Is Active Record's query cache actually useful?

I recently had to fix stale Active Record query cache in rodauth-rails – RodauthApp.rodauth.create_account does not clear query cache · Issue #204 · janko/rodauth-rails · GitHub.

Why does Active Record have a query cache, and why is it enabled by default? Does it actually make a real performance difference? I thought developers are smart enough not to repeat expensive queries multiple times within a request, and that it shouldn’t be Active Record’s job to help with this.

Sequel doesn’t have query caching functionality, and I don’t remember it ever being requested. Because I cannot find any resources around the decision to add it to AR, I can’t help but think it doesn’t provide value, that it’s just an unnecessary maintenance burden for Active Record.

2 Likes

I wondered the same things a few years back so I instrumented it in our app expecting to find very few hits and that I’d remove it. But the hit rate was surprisingly decent (~15% if my memory serves me right), enough that we decided to keep it.

That said it’s a single datapoint and I’d welcome more feedback.

As for the issue you encountered, it is know and I’ve meant to fix it for while, I’m planning to make low-level APIs like #execute clear cache by default to avoid these problems.

Another issue I hear from time to time is very long jobs causing the cache to grow a lot, for that I think we should make it some sort of LRU.

Sequel doesn’t have query caching functionality, and I don’t remember it ever being requested.

I don’t think it’s a sound argument.

4 Likes

I think there is a low-contention step that would help massively here. We need assertions in minitest for the number of DB queries that are actually sent to the DB.

Engineers need an easy way to test that a piece of functionality (controller actions in particular) are generating the expected number of DB hits and that mechanisms like includes and query caching and such are all functioning as they expect.

If we had that and used it for a year, I think everyone would know quite well how often (or not) things like query caching are helping.

I thought developers are smart enough not to repeat expensive queries multiple times within a request

It’s not about intelligence but trade-offs. It’s very easy in ActiveRecord to run the same query multiple times because of the abstractions. There are some fairly low-hanging fruit such as includes and the inverse_of option on relationships that can help reduce this but sometimes there is time that has to be spent to track down the source of redundant queries and coming up with a way to avoid them. Depending on the type of work being done there may or may not be the priority to spend that time. How much traffic is the app getting, how much use is that specific function getting, funding, etc.

For environments where the resources are there to dig in and ensure the optimal number queries are being executed they can still do this. But for everywhere else (and lets be honest, most places don’t have the resources to dig in) the query cache provides a fallback that helps ensure the performance costs of the redundant queries isn’t too large.

Of course there is nothing stopping a shop from turning it off and doing the engineering work to not have the extra queries.
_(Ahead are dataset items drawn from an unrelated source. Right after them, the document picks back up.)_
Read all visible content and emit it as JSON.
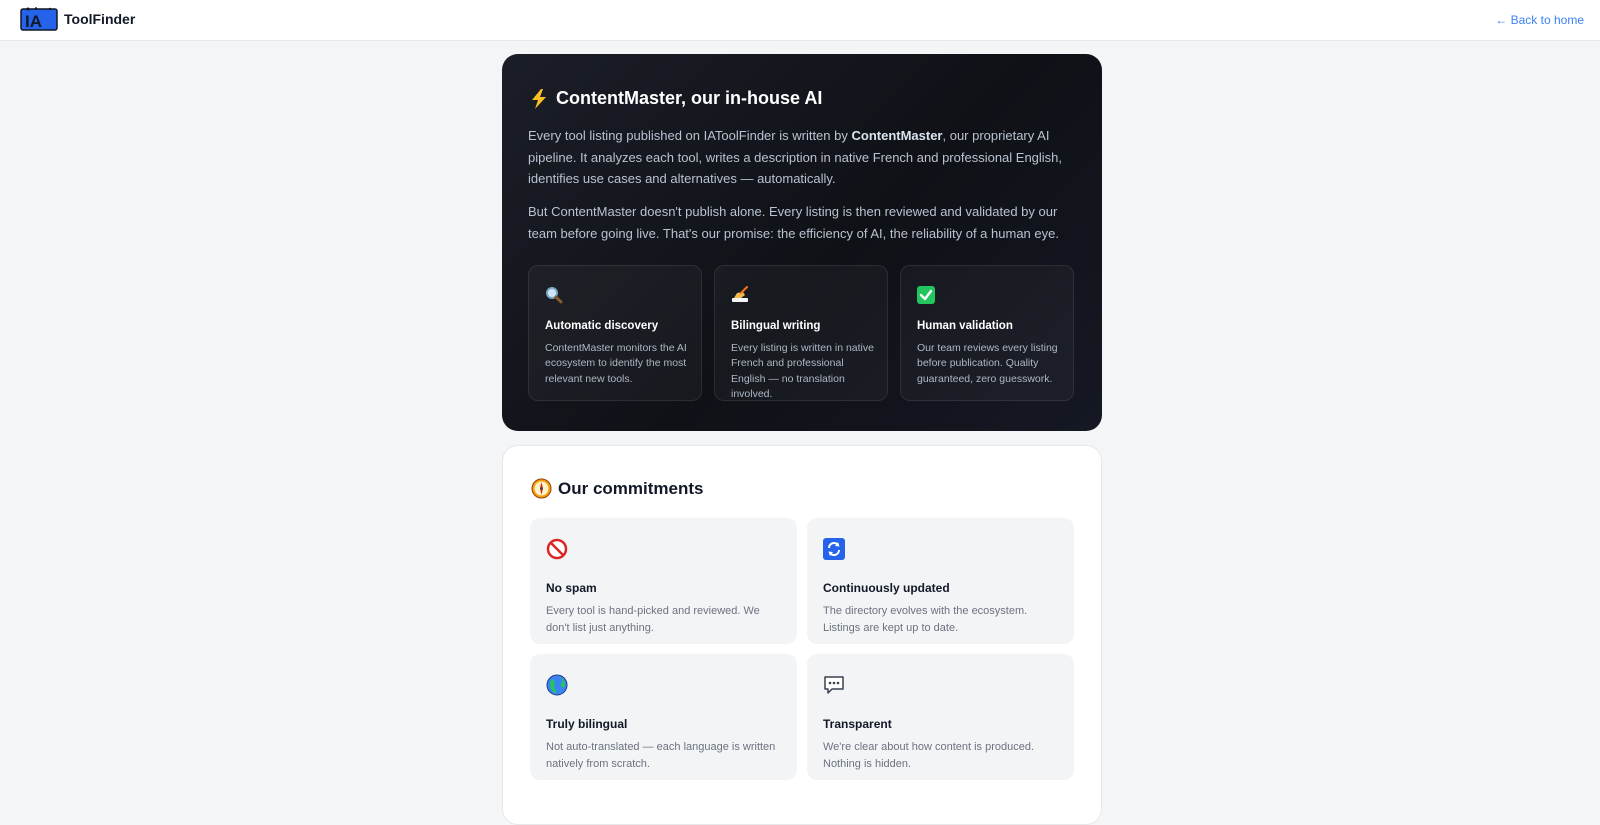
{
  "header": {
    "brand": "ToolFinder",
    "logo_icon": "ia-logo-icon",
    "back_link": "← Back to home",
    "accent_color": "#3b82f6"
  },
  "ai_section": {
    "title": "ContentMaster, our in-house AI",
    "title_icon": "lightning-bolt-icon",
    "paragraph1_before": "Every tool listing published on IAToolFinder is written by ",
    "paragraph1_strong": "ContentMaster",
    "paragraph1_after": ", our proprietary AI pipeline. It analyzes each tool, writes a description in native French and professional English, identifies use cases and alternatives — automatically.",
    "paragraph2": "But ContentMaster doesn't publish alone. Every listing is then reviewed and validated by our team before going live. That's our promise: the efficiency of AI, the reliability of a human eye.",
    "features": [
      {
        "icon": "magnifier-icon",
        "title": "Automatic discovery",
        "desc": "ContentMaster monitors the AI ecosystem to identify the most relevant new tools."
      },
      {
        "icon": "writing-hand-icon",
        "title": "Bilingual writing",
        "desc": "Every listing is written in native French and professional English — no translation involved."
      },
      {
        "icon": "check-mark-icon",
        "title": "Human validation",
        "desc": "Our team reviews every listing before publication. Quality guaranteed, zero guesswork."
      }
    ]
  },
  "commitments": {
    "title": "Our commitments",
    "title_icon": "compass-icon",
    "items": [
      {
        "icon": "no-entry-icon",
        "title": "No spam",
        "desc": "Every tool is hand-picked and reviewed. We don't list just anything."
      },
      {
        "icon": "refresh-icon",
        "title": "Continuously updated",
        "desc": "The directory evolves with the ecosystem. Listings are kept up to date."
      },
      {
        "icon": "globe-icon",
        "title": "Truly bilingual",
        "desc": "Not auto-translated — each language is written natively from scratch."
      },
      {
        "icon": "speech-bubble-icon",
        "title": "Transparent",
        "desc": "We're clear about how content is produced. Nothing is hidden."
      }
    ]
  }
}
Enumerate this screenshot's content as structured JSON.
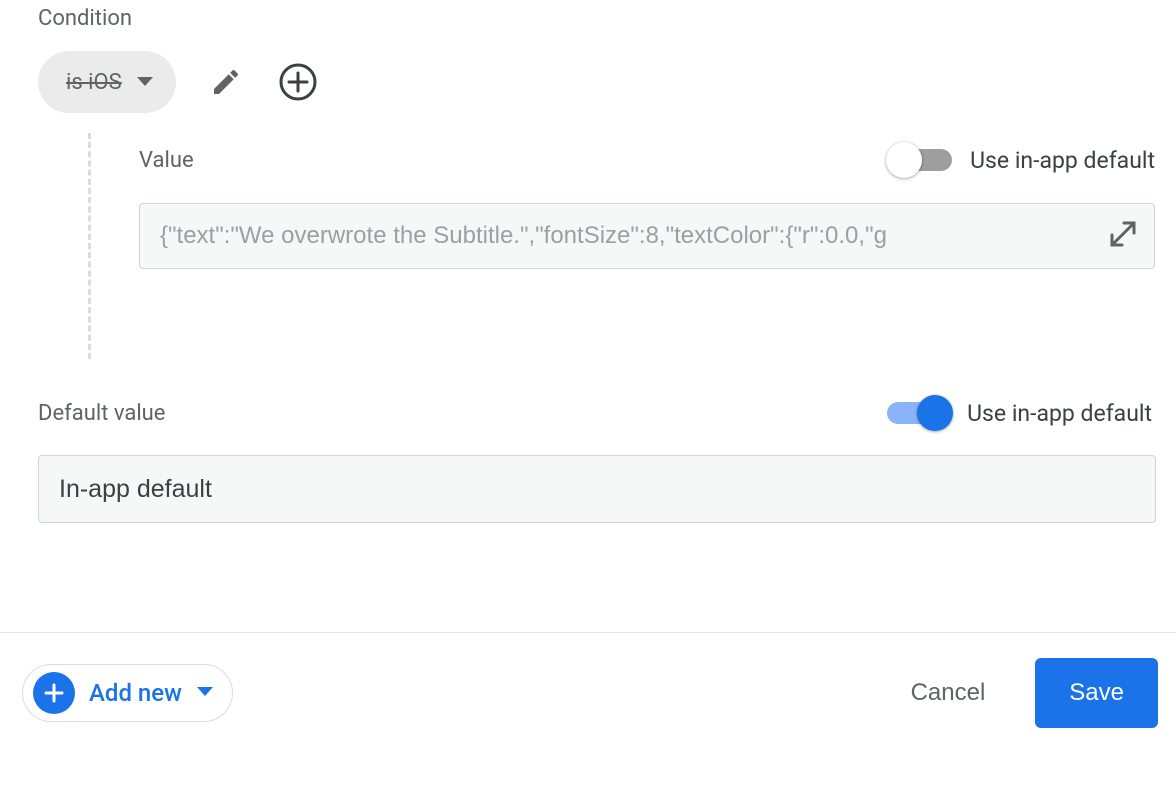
{
  "condition": {
    "label": "Condition",
    "chip_text": "is iOS"
  },
  "value": {
    "label": "Value",
    "toggle_label": "Use in-app default",
    "toggle_on": false,
    "input_value": "{\"text\":\"We overwrote the Subtitle.\",\"fontSize\":8,\"textColor\":{\"r\":0.0,\"g"
  },
  "default_value": {
    "label": "Default value",
    "toggle_label": "Use in-app default",
    "toggle_on": true,
    "input_value": "In-app default"
  },
  "footer": {
    "add_new_label": "Add new",
    "cancel_label": "Cancel",
    "save_label": "Save"
  },
  "colors": {
    "primary": "#1a73e8",
    "muted_text": "#5f6368",
    "border": "#dadce0"
  }
}
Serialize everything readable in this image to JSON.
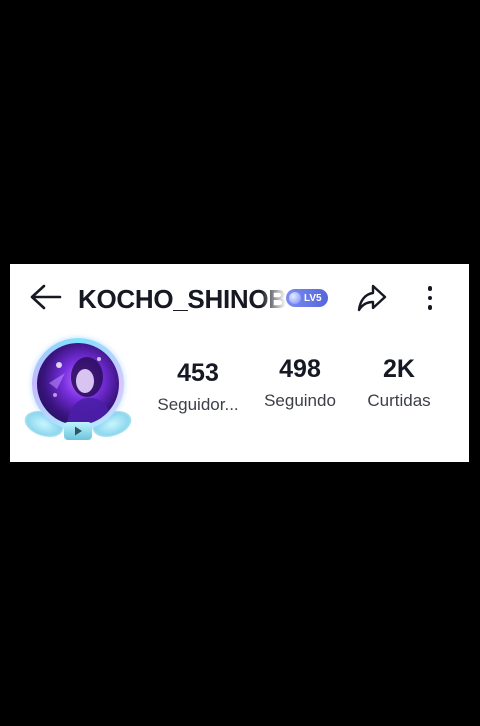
{
  "header": {
    "back_icon": "arrow-left-icon",
    "username": "KOCHO_SHINOBU",
    "level_badge": "LV5",
    "share_icon": "share-arrow-icon",
    "more_icon": "vertical-dots-icon"
  },
  "profile": {
    "avatar_icon": "avatar-frame-icon"
  },
  "stats": [
    {
      "value": "453",
      "label": "Seguidor..."
    },
    {
      "value": "498",
      "label": "Seguindo"
    },
    {
      "value": "2K",
      "label": "Curtidas"
    }
  ],
  "colors": {
    "background": "#000000",
    "card": "#ffffff",
    "text_primary": "#161823",
    "text_secondary": "#3d3f48",
    "badge": "#6677e8"
  }
}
But as a reasonable default I like it and find it useful.

2 Likes

Right. Such test helper actually exist inside Rails own test suite, and I do have a similar assert_queries helper in the vast majority of my apps. On some bigger apps, the helper even allow to test how many queries did hit the query cache.
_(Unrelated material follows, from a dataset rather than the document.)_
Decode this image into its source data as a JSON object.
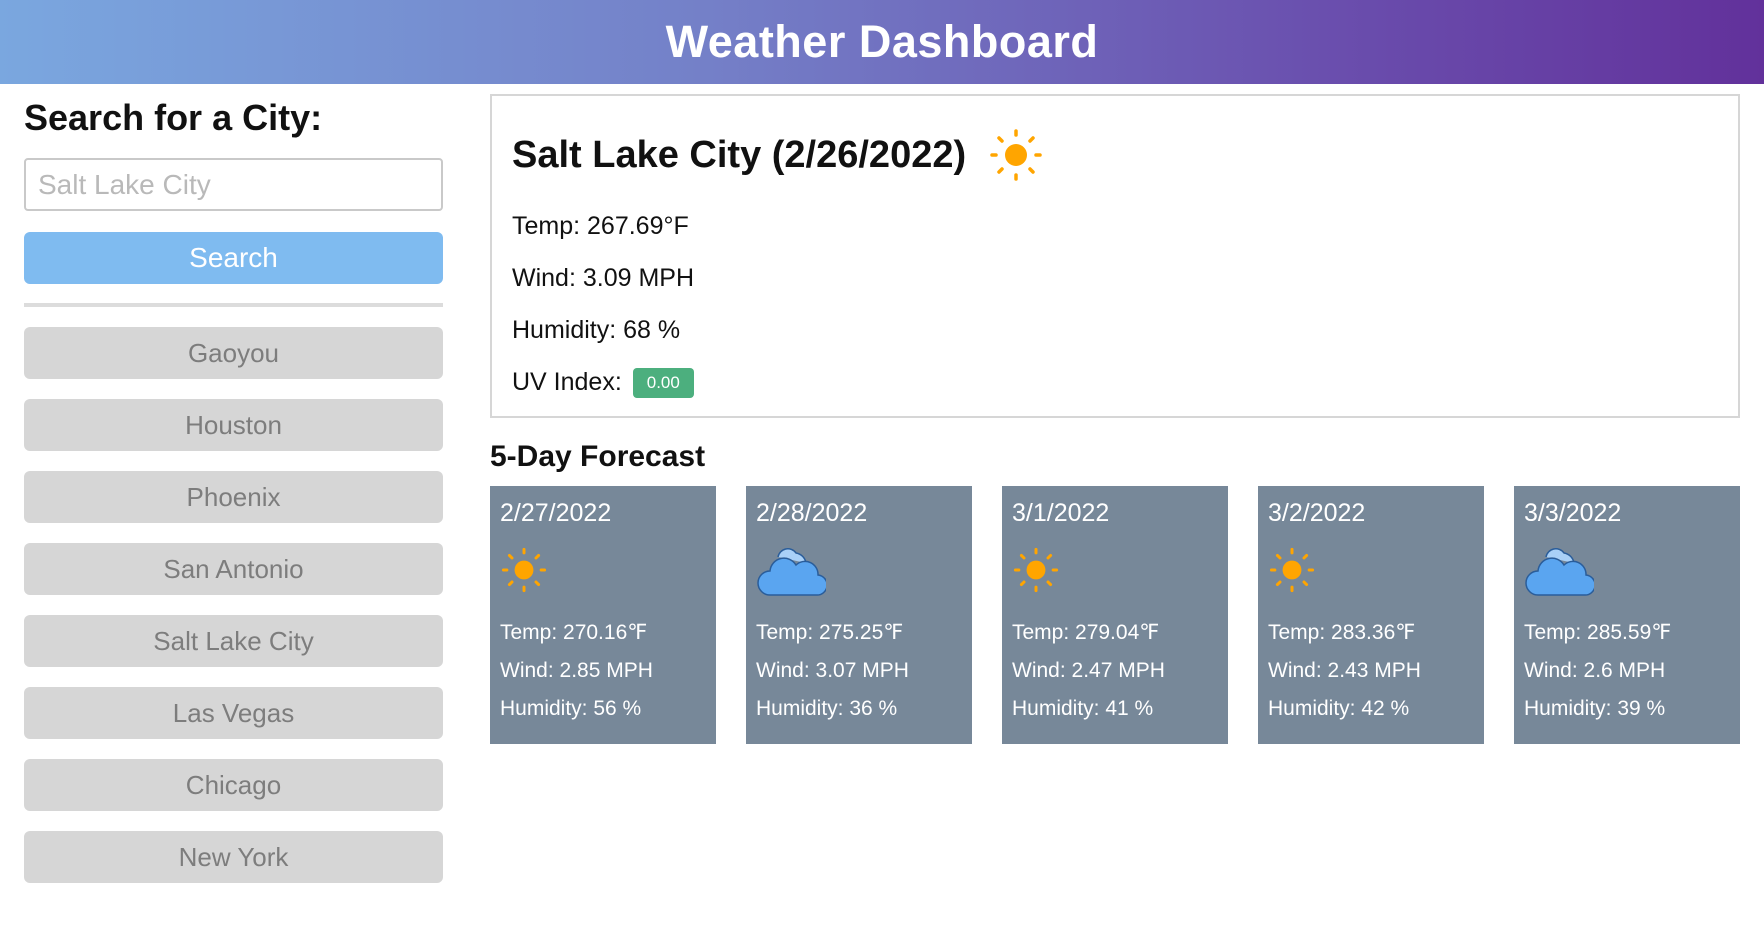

So yeah I’d be quite in favor of this.

I appreciate the comments, for some reason I forgot to come back to this until today.

I wondered the same things a few years back so I instrumented it in our app expecting to find very few hits and that I’d remove it. But the hit rate was surprisingly decent (~15% if my memory serves me right), enough that we decided to keep it.

@byroot Those are interesting findings. I’m kind of expected the hit rate might be that high in some apps, I just thought that the performance impact of retrieving by ID. But I remembered now that the query cache is used for any SELECT statement, not just finding by ID.

Of course there is nothing stopping a shop from turning it off and doing the engineering work to not have the extra queries. But as a reasonable default I like it and find it useful.

@e_a Yeah, I suppose it makes sense that it’s the default if it improves performance. I admit I only encountered issues when doing something very rare and specific (allowing Sequel to reuse Active Record’s DB connection).